Activism and... Infiltrators

IssueFebruary 2011
Comment

PN has permission to quote long-term anarchist organiser Ian Bone, a key figure in Class War in the 1980s: “I’ve never knowingly met a police spy, but we had loads of journalists trying to infiltrate Class War. They stood out a mile. The journalist would always be the first to buy a round.”

A letter appeared in the Guardian in January from a Philip Foxe: “The late Tony Cliff, leading light of the SWP, had a clear position on undercover police infiltration. He used to say: ‘It’s inevitable that some of you will come across people you suspect of being police informers. Don’t let them know you suspect. They are always the best organisers, the best paper sellers, and the first ones to turn up to a paper sale outside the factory at 6.30am in the pouring rain.’ ”

It is said of Harry Newton, later an MI5 informant in CND, that during his time in the Communist party in the 1950s, a divisional committee of the party once devoted a whole meeting to discussing whether Harry Newton was or was not a police spy. “The general view was, apparently, that he was so obviously one, that he couldn’t be one in fact.” (Quaker and former communist Will Warren, quoted by Laurens Otter.)

Other experiences:

For my one concrete experience of infiltration, I felt slightly ridiculous. It was at this meeting. I’m trying to remember which action it was, it was to do with Hands Off Iraqi Oil.

This guy turned up. Afterwards, a few people said: “I’m very suspicious of that guy.” I asked why, and they said: “Because he talked so knowledgeably about financial matters”! I didn’t find this very plausible, but then Plane Stupid did expose him some time later.
Male activist, 30s

Hearing all this stuff about infiltrators, I’ve started wondering if I am an infiltrator. Could they have somehow wiped my memory of it? I actually doubt my own knowledge of myself!
Woman activist, 20s

We published a pamphlet many years ago which had transcripts of police interviews with activists, and we had a public reading that was advertised in Time Out.

We knew everyone who showed up, except for one smartly-dressed young woman. We started the meeting with a go-round of introductions, and everyone said who they were. When it came to the new person, she said: “My name is Dee. I’m black, I’m a lesbian, and I’m a [she mumbled].”

My dad was sitting next to her and asked her to repeat herself and she said: “I’m black, I’m a lesbian, and I’m a police officer.”

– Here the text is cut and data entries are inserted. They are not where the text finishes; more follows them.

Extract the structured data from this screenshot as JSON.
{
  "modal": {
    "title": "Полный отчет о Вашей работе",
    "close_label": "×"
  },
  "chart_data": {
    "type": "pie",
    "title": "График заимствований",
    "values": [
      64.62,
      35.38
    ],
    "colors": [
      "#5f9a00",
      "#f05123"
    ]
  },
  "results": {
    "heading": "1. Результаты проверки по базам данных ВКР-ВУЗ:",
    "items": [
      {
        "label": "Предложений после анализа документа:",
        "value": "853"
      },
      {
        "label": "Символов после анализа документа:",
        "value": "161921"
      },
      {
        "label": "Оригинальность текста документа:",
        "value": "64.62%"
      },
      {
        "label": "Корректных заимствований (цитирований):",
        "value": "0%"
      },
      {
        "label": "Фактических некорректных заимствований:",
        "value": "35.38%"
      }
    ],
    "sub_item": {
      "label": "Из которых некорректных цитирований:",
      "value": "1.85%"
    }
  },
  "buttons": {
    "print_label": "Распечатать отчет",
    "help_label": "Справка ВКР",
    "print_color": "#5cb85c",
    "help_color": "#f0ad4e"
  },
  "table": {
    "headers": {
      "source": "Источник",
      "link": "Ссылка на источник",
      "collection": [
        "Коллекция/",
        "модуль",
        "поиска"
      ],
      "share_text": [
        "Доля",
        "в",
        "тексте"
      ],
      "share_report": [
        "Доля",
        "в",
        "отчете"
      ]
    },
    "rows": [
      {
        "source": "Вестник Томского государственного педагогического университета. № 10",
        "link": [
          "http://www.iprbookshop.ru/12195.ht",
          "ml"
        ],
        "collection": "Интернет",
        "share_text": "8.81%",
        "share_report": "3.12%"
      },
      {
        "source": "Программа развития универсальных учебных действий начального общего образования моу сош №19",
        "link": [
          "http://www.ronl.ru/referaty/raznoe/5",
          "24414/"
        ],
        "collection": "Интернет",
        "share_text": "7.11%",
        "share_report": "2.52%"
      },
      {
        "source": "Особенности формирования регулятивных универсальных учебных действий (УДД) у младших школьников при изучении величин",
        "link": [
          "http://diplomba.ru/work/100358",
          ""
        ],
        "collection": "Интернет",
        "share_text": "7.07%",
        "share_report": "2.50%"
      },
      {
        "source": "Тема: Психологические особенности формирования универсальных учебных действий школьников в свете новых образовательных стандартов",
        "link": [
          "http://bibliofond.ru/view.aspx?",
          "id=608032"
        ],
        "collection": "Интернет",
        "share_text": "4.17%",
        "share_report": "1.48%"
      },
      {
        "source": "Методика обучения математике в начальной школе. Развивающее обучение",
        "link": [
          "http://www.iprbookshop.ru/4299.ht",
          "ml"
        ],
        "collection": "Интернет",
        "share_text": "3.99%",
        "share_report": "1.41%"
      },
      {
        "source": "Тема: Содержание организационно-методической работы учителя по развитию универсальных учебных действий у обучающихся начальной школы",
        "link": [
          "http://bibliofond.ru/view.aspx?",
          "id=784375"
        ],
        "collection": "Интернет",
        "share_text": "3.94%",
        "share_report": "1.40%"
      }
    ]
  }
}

So it was the opposite of infiltration in that she said it out loud right at the beginning of the meeting.

She said at the end of the meeting that she’d thought it would be fair, as a police officer in training, to hear the other side of the story from the protestors. She hadn’t believed that police would really say the hilarious things we were reading out, but then she saw that we actually had the original police transcripts.

We never saw her again.
Woman activist, 40s

So, this is anonymous.

Well, then, there was once an unnamed special branch officer who came to an unspecified place to talk to an unnamed activist. They played chess.
Woman activist, 70s

I ran into another infiltrator 20 years ago, one who hasn’t been named yet, an MoD policewoman I knew about. She was a really nice woman who we liked. I think she liked us!

The thing was we suspected her from the beginning, so we never gave her information that was really going to land us in trouble.

We felt if we confronted her, they’d send someone else and we’d have to work out who they were. We did invite her on actions that needed a driver – quite a few actions wouldn’t have happened without her. None were ever stopped because of her. They were actions where we stayed to be accountable anyway.

She had a good story that fitted with being a spy or not being a spy, it explained odd things about her – we didn’t know.

If we’d really gone on the trail, we could have found out, but we decided we didn’t want to know. We were an open group, not at all as paranoid and security-conscious as people are now. We were doing open and accountable actions.

She stood out because she was different – not shiny shoes, but she was clean-living in a way that we weren’t. Her car was always really clean with none of the junk normal people have. Eventually someone phoned us up and told us they definitely knew she was MoD police. It was talked about more openly, and it got back to them and she stopped participating.